Beat Ritschard was appointed Secretary General.

== Financing ==
The total budget is 38 million Swiss francs. Around three quarters of this will be financed by public bodies.

In the summer of 2023, the two chambers of the Swiss Federal Assembly approved 28.6 million Swiss francs for major sporting events of international importance for the years 2025 to 2029, of which 9.5 million francs are earmarked for the Special Olympics World Winter Games 2029. The other public partners of Special Olympics Switzerland had already pledged 19.1 million Swiss francs for the games at an earlier date, subject to a positive decision by the Federal Assembly. Of this sum, 1.8 million francs will come from the canton of Zurich's charitable fund, formerly known as the lottery fund. In Chur, voters approved a loan of 4.25 million francs for the hosting of the games by 7026 votes to 4155. This corresponds to a yes vote share of 62.84 percent.

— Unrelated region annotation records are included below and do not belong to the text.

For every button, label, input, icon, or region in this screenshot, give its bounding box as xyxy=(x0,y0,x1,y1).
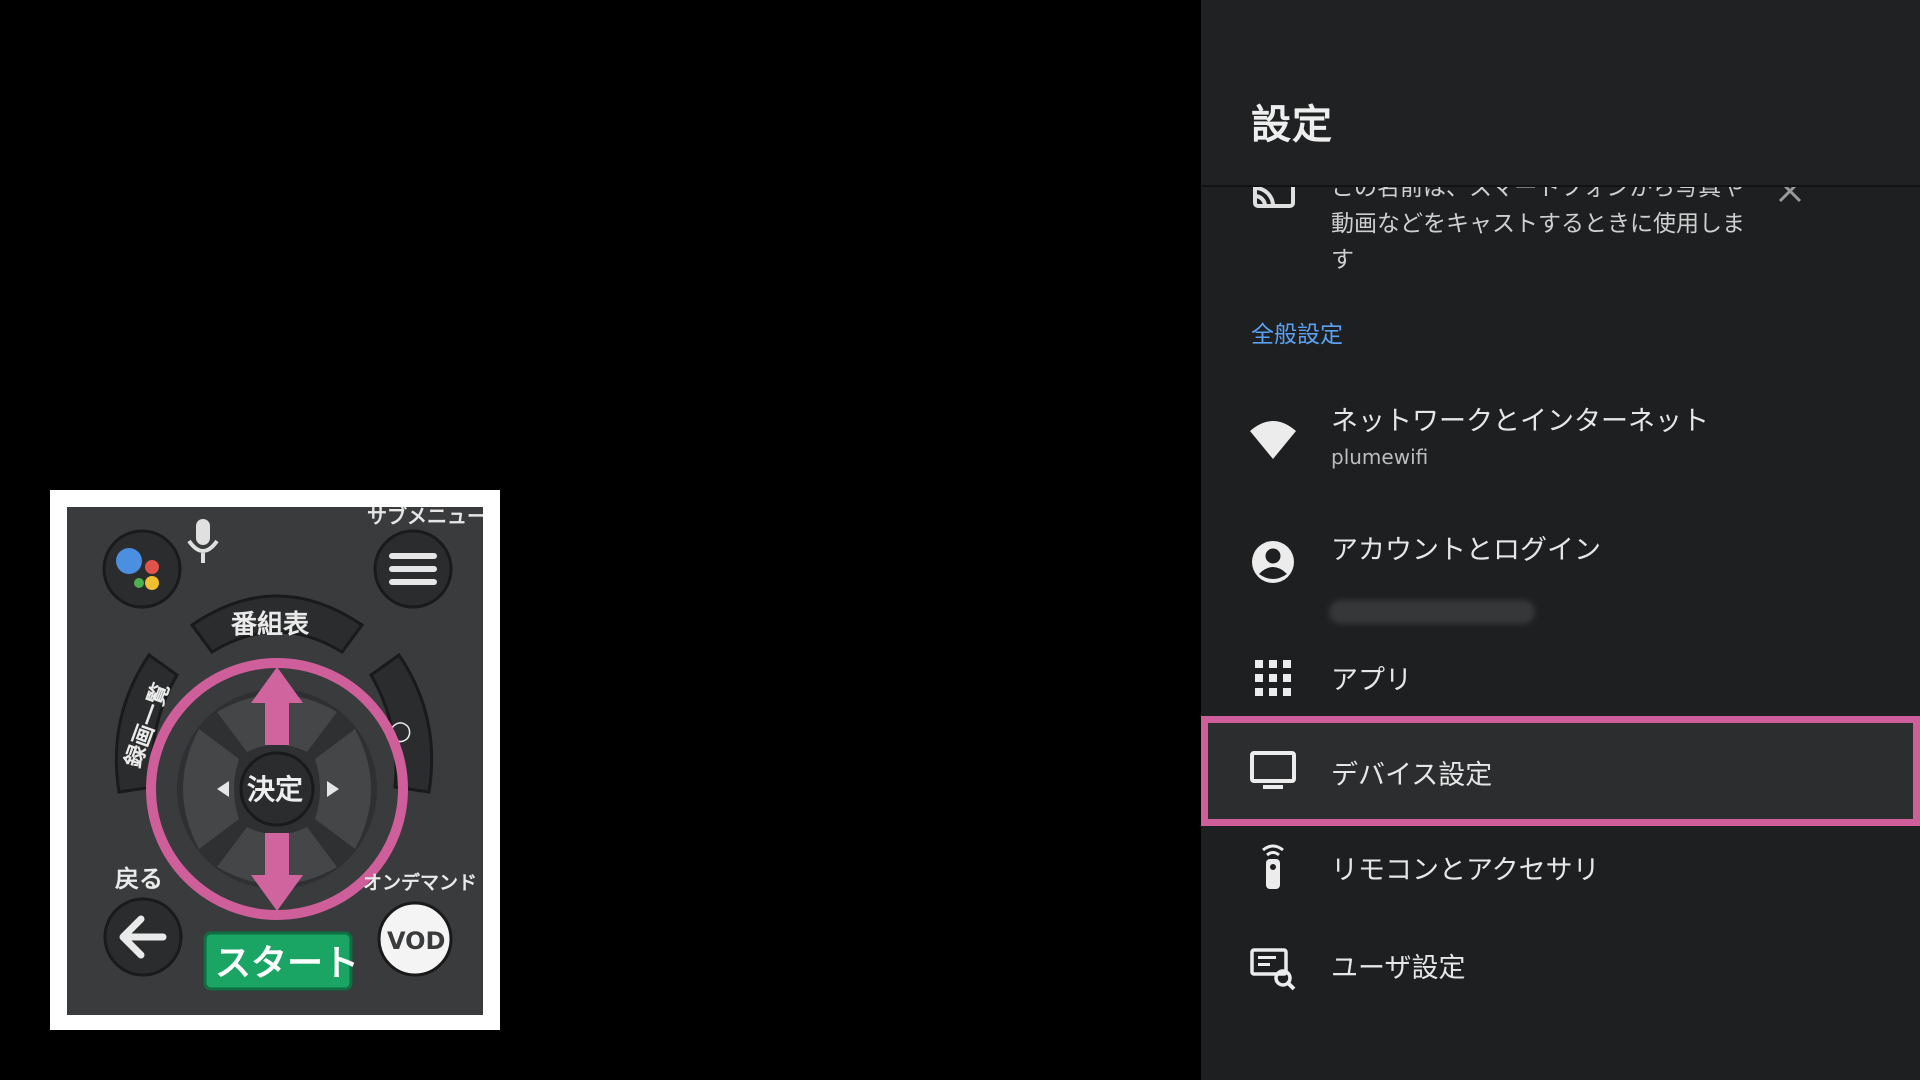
apps-grid-icon xyxy=(1255,660,1291,696)
submenu-label: サブメニュー xyxy=(367,507,483,528)
remote-illustration-frame: サブメニュー 番組表 録画一覧 ○ 決定 戻る スタート オンデマンド VOD xyxy=(50,490,500,1030)
back-button xyxy=(103,897,183,977)
remote-drawing: サブメニュー 番組表 録画一覧 ○ 決定 戻る スタート オンデマンド VOD xyxy=(102,507,483,991)
menu-item-network-label: ネットワークとインターネット xyxy=(1331,406,1709,437)
page-title: 設定 xyxy=(1251,102,1333,148)
menu-item-user-settings[interactable]: ユーザ設定 xyxy=(1201,936,1920,1032)
menu-item-account-label: アカウントとログイン xyxy=(1331,535,1601,566)
menu-item-remote-label: リモコンとアクセサリ xyxy=(1331,855,1600,886)
settings-panel: 設定 この名前は、スマートフォンから写真や動画などをキャストするときに使用します… xyxy=(1201,0,1920,1080)
microphone-icon xyxy=(187,519,219,563)
menu-item-account[interactable]: アカウントとログイン xyxy=(1201,524,1920,624)
account-circle-icon xyxy=(1252,541,1294,583)
menu-item-remote[interactable]: リモコンとアクセサリ xyxy=(1201,840,1920,936)
start-label: スタート xyxy=(215,943,359,984)
user-settings-icon xyxy=(1250,948,1296,991)
section-label-general: 全般設定 xyxy=(1251,322,1343,348)
wifi-icon xyxy=(1250,421,1296,459)
account-email-blurred xyxy=(1329,600,1535,624)
menu-item-network-sub: plumewifi xyxy=(1331,445,1429,469)
settings-header: 設定 xyxy=(1201,0,1920,185)
submenu-button xyxy=(373,529,453,609)
ok-label: 決定 xyxy=(247,773,303,806)
cast-notice-text: この名前は、スマートフォンから写真や動画などをキャストするときに使用します xyxy=(1331,175,1745,273)
on-demand-label: オンデマンド xyxy=(363,871,477,894)
menu-item-user-settings-label: ユーザ設定 xyxy=(1331,953,1466,984)
menu-item-network[interactable]: ネットワークとインターネット plumewifi xyxy=(1201,395,1920,491)
guide-label: 番組表 xyxy=(231,609,310,640)
remote-illustration: サブメニュー 番組表 録画一覧 ○ 決定 戻る スタート オンデマンド VOD xyxy=(67,507,483,1015)
vod-label: VOD xyxy=(387,927,445,955)
remote-icon xyxy=(1262,844,1284,889)
back-label: 戻る xyxy=(115,865,163,893)
google-assistant-button xyxy=(102,529,182,609)
vod-button: VOD xyxy=(377,901,453,977)
selection-highlight-frame xyxy=(1201,716,1920,826)
menu-item-apps-label: アプリ xyxy=(1331,665,1412,696)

The public funding of the games is thus secured. As soon as the text of the vote is available, the formal commitment can be obtained from Special Olympics International and an implementation agreement can be drawn up.

== Public relations ==

=== Logo ===
The logo was announced to be developed by the Nyon-based agency Twist by the end of 2023. Workshops for this began in 2023, with members of the Special Olympics Athletes Commission and employees of Twist's Studio Intégratif also participating.

=== Sponsorships ===
The mountain biker Nino Schurter is an ambassador for the games. He is an Olympic champion (2016), ten-time world champion, and eight-time winner of the UCI overall World Cup in cross country.